If so, then you really can't see through a closure for equality, so I'm not sure how that would work.

I find this interesting feedback into the language. In some respects, closures are syntactic sugar for creating a callable struct. The captured values are effectively members of the struct. Unfortunately, there isn't a way to mark a closure as Clone or Eq. The only way to do things like that are for someone to hand-roll the callable struct rather than leveraging the syntactic sugar.

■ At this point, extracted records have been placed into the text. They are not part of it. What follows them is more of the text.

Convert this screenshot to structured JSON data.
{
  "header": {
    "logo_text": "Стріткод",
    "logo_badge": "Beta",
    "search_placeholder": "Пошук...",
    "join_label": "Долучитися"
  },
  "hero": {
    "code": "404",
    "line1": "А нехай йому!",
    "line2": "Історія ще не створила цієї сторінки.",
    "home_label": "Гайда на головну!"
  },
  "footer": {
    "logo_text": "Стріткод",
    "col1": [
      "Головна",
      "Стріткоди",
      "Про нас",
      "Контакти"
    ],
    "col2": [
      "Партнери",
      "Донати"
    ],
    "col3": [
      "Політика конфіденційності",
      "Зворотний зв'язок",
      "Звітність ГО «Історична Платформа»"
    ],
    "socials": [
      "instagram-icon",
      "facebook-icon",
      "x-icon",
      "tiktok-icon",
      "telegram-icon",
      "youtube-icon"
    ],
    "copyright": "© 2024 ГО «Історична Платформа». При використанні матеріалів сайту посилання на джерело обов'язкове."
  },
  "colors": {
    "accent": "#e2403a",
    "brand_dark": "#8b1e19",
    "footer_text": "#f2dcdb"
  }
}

I expect this to get worse as coroutines are added to the language.

C++'s way of handling this is the most ideal (allow a wrapper object to only expose a "trait" if an inner object exposes it) but that only works because of the lack of concepts/traits + SFINAE. It'd be hard to translate that over to Rust.

BurntSushi commented 7 years ago

Unfortunately, there isn't a way to mark a closure as Clone or Eq.

Even if you could, it would require enforcing that all captured values also satisfy Eq, which seems onerous.

I think I'd suggest building an application specific type for your use case.

laumann commented 6 years ago

I think we just established that even though WalkDir could implement Clone, it adds an undesirable overhead, because we want calls to be able to do mutation inside the closure (so it should remain FnMut and not Fn), and to achieve that it would be necessary to do something like Arc<Mutex<FnMut(...)>>.

So can this be closed then?